The contemporary heirs of Janowitz see the all-volunteer military as drifting too far away from the norms of American society, thereby posing problems for civilian control. They make four principal assertions. First, the military has grown out of step ideologically with the public, showing itself to be inordinately right-wing politically, and much more religious (and fundamentalist) than America as a whole, having a strong and almost exclusive identification with the Republican Party. Second, the military has become increasingly alienated from, disgusted with and sometimes even explicitly hostile to civilian culture. Third, the armed forces have resisted change, particularly the integration of women and homosexuals into their ranks, and have generally proved reluctant to carry out constabulary missions. Fourth, civilian control and military effectiveness will both suffer as the military--seeking ways to operate without effective civilian oversight and alienated from the society around it--loses the respect a nd support of that society.

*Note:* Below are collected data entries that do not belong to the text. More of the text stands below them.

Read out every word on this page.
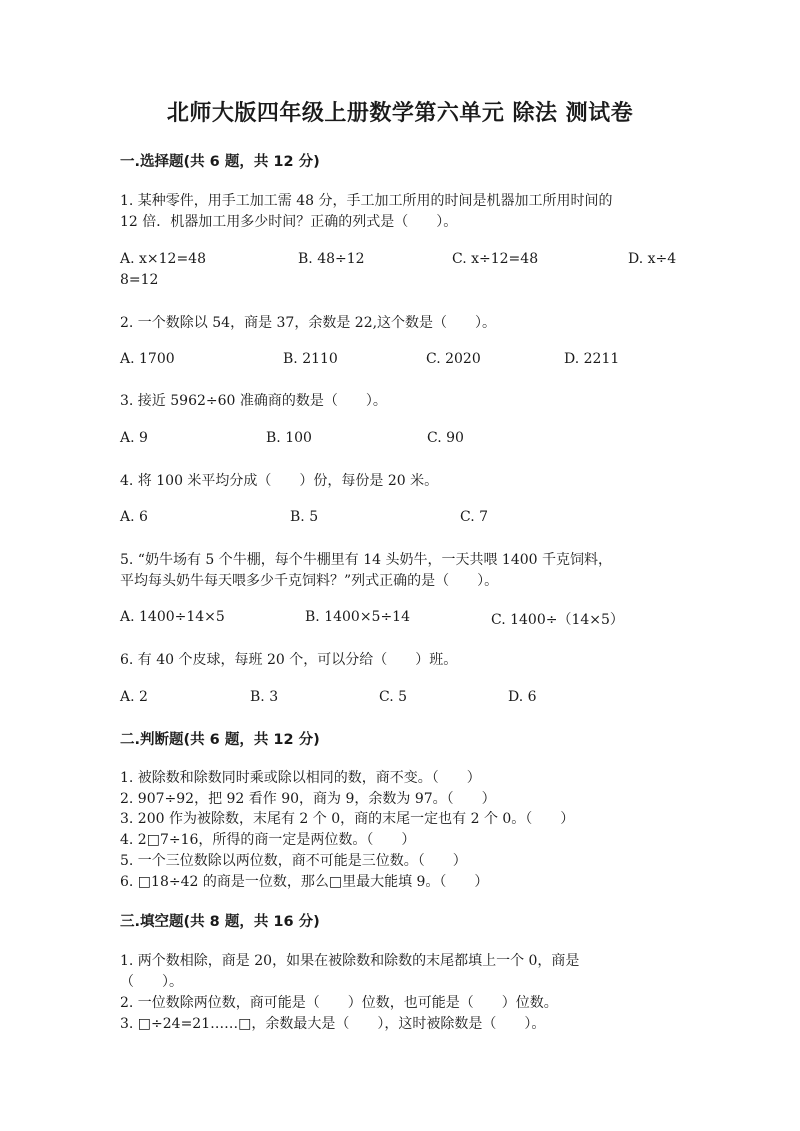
北师大版四年级上册数学第六单元 除法 测试卷
一.选择题(共 6 题，共 12 分)
1. 某种零件，用手工加工需 48 分，手工加工所用的时间是机器加工所用时间的
12 倍．机器加工用多少时间？正确的列式是（　　）。
A. x×12=48	B. 48÷12	C. x÷12=48	D. x÷4
8=12
2. 一个数除以 54，商是 37，余数是 22,这个数是（　　）。
A. 1700	B. 2110	C. 2020	D. 2211
3. 接近 5962÷60 准确商的数是（　　）。
A. 9	B. 100	C. 90
4. 将 100 米平均分成（　　）份，每份是 20 米。
A. 6	B. 5	C. 7
5. “奶牛场有 5 个牛棚，每个牛棚里有 14 头奶牛，一天共喂 1400 千克饲料，
平均每头奶牛每天喂多少千克饲料？”列式正确的是（　　）。
A. 1400÷14×5	B. 1400×5÷14	C. 1400÷（14×5）
6. 有 40 个皮球，每班 20 个，可以分给（　　）班。
A. 2	B. 3	C. 5	D. 6
二.判断题(共 6 题，共 12 分)
1. 被除数和除数同时乘或除以相同的数，商不变。（　　）
2. 907÷92，把 92 看作 90，商为 9，余数为 97。（　　）
3. 200 作为被除数，末尾有 2 个 0，商的末尾一定也有 2 个 0。（　　）
4. 2□7÷16，所得的商一定是两位数。（　　）
5. 一个三位数除以两位数，商不可能是三位数。（　　）
6. □18÷42 的商是一位数，那么□里最大能填 9。（　　）
三.填空题(共 8 题，共 16 分)
1. 两个数相除，商是 20，如果在被除数和除数的末尾都填上一个 0，商是
（　　）。
2. 一位数除两位数，商可能是（　　）位数，也可能是（　　）位数。
3. □÷24=21……□，余数最大是（　　），这时被除数是（　　）。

By contrast, the heirs of Huntington argue that a degenerate civilian culture has strayed so far from traditional values that it intends to eradicate healthy and functional civil-military differences, particularly in the areas of gender, sexual orientation and discipline. This camp, too, makes four key claims. First, its members assert that the military is divorced in values from a political and cultural elite that is itself alienated from the general public. Second, it believes this civilian elite to be ignorant of and even hostile to, the armed forces--eager to employ the military as a laboratory for social change, even at the cost of crippling its warfighting capacity. Third, it discounts the specter of eroding civilian control because it sees a military so thoroughly inculcated with an ethos of subordination that there is now too much civilian control, the effect of which has been to stifle the military's ability to function effectively. Fourth, because support for the military among the general public r emains sturdy, any gap in values is inconsequential. The problem, if anything, is with the civilian elite.